THE National Railway Museum’s planned new circular Central Hall, which will link the two halves of the museum across Leeman Road, has been inspired by railway turntables, according to a detailed planning application which has now been submitted.

A design and access statement accompanying the application, prepared by Feilden Fowles Architects, says that the proposed hall ‘draws from the history of turntables and the geometrical beauty inherent to roundhouses’.

The hall will feature a gallery showcasing the latest innovations in rail technology, a café overlooking a new museum square, a shop, an event space and new visitor facilities.

It will also include a new ‘Wonderlab’, aimed at inspiring children to think like engineers using interactive exhibits and games.

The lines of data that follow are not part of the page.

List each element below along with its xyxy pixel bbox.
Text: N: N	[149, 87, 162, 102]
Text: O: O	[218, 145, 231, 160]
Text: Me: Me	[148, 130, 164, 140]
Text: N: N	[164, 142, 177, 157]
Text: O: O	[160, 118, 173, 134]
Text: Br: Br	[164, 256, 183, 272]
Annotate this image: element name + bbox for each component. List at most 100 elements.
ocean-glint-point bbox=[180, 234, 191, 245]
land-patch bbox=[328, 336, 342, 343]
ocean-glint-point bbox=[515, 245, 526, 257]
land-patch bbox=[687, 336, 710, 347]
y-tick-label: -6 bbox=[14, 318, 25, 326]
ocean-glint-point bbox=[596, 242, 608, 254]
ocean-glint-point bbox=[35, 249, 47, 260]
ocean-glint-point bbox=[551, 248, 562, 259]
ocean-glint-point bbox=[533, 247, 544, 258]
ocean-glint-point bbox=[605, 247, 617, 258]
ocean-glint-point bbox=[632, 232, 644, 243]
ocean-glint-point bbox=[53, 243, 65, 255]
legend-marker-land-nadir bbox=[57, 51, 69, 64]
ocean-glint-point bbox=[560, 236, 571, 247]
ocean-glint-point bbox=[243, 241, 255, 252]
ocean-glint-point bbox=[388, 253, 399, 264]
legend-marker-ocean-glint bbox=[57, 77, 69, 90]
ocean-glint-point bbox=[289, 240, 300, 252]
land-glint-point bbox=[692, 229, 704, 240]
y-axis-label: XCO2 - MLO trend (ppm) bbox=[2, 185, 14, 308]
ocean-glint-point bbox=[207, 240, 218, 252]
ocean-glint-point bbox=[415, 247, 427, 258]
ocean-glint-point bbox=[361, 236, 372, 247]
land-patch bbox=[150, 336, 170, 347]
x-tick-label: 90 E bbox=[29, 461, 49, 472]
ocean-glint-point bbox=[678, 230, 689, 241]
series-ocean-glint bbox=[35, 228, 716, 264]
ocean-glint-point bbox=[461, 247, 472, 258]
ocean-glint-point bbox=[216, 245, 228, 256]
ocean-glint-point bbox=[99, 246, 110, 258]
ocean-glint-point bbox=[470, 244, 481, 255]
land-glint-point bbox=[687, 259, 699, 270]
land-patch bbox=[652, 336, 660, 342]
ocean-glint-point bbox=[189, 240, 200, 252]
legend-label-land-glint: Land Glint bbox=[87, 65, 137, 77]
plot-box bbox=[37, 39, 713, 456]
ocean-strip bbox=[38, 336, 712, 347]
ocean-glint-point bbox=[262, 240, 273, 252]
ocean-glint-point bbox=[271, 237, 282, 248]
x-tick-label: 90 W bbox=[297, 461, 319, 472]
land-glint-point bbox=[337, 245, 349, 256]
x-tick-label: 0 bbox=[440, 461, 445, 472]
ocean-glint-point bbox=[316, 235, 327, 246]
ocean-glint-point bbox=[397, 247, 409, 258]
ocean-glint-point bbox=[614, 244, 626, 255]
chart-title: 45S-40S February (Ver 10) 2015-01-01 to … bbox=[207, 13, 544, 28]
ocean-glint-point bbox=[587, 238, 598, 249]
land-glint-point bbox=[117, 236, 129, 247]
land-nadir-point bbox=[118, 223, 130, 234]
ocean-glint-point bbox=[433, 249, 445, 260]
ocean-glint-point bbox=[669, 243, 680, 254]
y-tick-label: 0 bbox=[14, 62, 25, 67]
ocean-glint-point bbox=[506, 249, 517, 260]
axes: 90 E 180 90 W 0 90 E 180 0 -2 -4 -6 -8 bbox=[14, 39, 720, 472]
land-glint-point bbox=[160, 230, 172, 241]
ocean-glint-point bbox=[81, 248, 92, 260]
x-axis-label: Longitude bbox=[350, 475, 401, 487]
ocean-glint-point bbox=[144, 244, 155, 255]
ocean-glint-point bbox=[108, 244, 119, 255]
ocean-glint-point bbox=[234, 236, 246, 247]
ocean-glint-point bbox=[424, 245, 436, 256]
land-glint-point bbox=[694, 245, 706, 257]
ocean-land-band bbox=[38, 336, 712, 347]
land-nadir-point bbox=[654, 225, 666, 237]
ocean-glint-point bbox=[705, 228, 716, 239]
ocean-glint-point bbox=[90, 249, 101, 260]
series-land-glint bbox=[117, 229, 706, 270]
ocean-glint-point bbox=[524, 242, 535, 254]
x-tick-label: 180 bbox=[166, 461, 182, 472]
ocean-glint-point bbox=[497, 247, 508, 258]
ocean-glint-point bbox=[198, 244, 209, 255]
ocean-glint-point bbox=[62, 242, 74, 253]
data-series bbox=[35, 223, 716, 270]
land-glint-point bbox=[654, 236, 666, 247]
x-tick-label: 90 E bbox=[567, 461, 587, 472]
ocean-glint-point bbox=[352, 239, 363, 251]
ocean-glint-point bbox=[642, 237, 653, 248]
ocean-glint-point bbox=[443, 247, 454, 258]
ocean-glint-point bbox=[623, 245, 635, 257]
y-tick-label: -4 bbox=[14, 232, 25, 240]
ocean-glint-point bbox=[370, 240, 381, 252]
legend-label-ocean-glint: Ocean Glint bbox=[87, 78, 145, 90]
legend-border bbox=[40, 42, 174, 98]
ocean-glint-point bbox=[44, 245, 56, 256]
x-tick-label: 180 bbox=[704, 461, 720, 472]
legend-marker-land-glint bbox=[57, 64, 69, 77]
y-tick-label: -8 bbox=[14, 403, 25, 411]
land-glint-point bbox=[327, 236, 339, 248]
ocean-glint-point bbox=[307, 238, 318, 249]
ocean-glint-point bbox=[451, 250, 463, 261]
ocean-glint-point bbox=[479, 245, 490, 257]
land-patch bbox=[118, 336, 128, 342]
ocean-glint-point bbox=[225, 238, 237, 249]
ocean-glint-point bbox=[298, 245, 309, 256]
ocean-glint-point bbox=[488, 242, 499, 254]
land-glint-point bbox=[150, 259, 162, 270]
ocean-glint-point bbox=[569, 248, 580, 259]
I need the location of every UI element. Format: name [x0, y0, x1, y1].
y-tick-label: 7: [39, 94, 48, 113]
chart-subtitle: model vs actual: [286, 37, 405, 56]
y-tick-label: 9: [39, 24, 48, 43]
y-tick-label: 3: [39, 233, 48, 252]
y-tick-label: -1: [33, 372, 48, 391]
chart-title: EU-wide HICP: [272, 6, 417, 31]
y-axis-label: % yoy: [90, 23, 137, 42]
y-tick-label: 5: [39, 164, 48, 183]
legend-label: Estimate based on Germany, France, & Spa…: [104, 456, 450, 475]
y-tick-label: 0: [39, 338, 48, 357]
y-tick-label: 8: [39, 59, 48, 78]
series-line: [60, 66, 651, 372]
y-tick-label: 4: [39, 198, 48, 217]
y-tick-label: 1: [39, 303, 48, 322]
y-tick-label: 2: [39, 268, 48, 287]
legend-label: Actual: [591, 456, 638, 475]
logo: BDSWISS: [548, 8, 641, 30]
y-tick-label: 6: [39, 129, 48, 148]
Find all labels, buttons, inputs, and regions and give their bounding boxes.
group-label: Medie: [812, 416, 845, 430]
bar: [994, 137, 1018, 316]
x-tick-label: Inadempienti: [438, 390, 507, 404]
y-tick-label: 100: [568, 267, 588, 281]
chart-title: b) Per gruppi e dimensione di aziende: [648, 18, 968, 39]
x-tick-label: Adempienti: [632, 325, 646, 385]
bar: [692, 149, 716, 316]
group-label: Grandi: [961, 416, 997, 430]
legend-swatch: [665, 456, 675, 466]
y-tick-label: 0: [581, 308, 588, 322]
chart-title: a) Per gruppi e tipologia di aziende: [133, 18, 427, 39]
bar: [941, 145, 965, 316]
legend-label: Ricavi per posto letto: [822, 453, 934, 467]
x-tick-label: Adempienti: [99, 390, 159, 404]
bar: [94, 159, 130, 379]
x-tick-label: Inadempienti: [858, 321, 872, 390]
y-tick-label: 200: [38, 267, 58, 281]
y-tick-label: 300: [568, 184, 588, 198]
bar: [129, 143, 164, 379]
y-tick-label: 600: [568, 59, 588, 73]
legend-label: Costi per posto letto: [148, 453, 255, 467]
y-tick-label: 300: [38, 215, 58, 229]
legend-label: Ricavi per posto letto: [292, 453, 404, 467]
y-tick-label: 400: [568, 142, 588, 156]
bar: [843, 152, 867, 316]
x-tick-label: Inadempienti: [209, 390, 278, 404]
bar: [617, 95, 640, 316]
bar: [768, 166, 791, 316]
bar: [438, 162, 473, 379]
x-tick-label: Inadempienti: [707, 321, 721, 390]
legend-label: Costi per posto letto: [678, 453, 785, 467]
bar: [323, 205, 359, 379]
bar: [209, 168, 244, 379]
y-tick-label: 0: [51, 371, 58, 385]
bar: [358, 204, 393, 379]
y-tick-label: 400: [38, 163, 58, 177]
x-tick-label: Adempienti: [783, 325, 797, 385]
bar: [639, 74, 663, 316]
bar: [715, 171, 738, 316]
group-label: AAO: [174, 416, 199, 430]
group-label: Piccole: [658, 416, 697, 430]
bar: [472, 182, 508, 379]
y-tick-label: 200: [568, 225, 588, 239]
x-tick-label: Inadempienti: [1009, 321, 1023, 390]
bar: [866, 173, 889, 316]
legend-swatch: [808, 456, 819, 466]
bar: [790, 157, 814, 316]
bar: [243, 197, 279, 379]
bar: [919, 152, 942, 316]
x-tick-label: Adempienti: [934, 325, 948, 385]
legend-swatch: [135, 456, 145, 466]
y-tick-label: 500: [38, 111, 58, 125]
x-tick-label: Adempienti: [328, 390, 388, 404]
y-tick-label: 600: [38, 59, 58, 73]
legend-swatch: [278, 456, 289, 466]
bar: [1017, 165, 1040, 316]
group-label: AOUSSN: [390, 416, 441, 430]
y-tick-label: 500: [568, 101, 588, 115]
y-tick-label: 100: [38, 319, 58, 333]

A first floor balcony running around the inside of the hall will offer views both towards the city centre and across the NRM site itself. "These high level views...will enable the visitor to gain an overview of the historic railway landscape for the first time,” the design and access statement says.

The new hall will aim to ‘provide a compelling welcome and arrival space that connects, rationalises, and integrates the museum … for the first time in its history', it adds.

The central hall will in future operate as the main entrance to the museum. There will be one entry from the new ‘Museum Square’ on what is now Leeman Road next to the Bullnose building, and a second northern entrance on the opposite side of the round hall.

It will be a "multisensory space, inviting movement... and prioritising social interaction as a central meeting point,” the design and access statement says. “The highly theatrical space is intended for further display of collection where possible, with a beautifully engineered roof structure overhead. It is hoped it will excite and stimulate the curiosity of visitors, (and serve as) a base from which to venture through one of five ‘portals’ to explore the vast collection beyond."

The number of cars is likely to increase as visitor numbers increase, the design and access statement concedes. Visitor parking will be in a planned multi storey car park, but museum staff and volunteers will no longer have free on site car parking.

New roads, footpaths and cycle routes installed as part of the wider York Central development, which should be completed before work on the central hall begins, will also make it easier to access the museum on foot or by bicycle, it is hoped.

Once work on these new routes is completed, Leeman Road where it passes between the two halves of the museum will be closed to allow work on the central hall to begin.

The current museum entrance will be demolished, as will the underpass connecting Station Hall and Great Hall and the ‘mess room’, a later extension to the Bullnose building.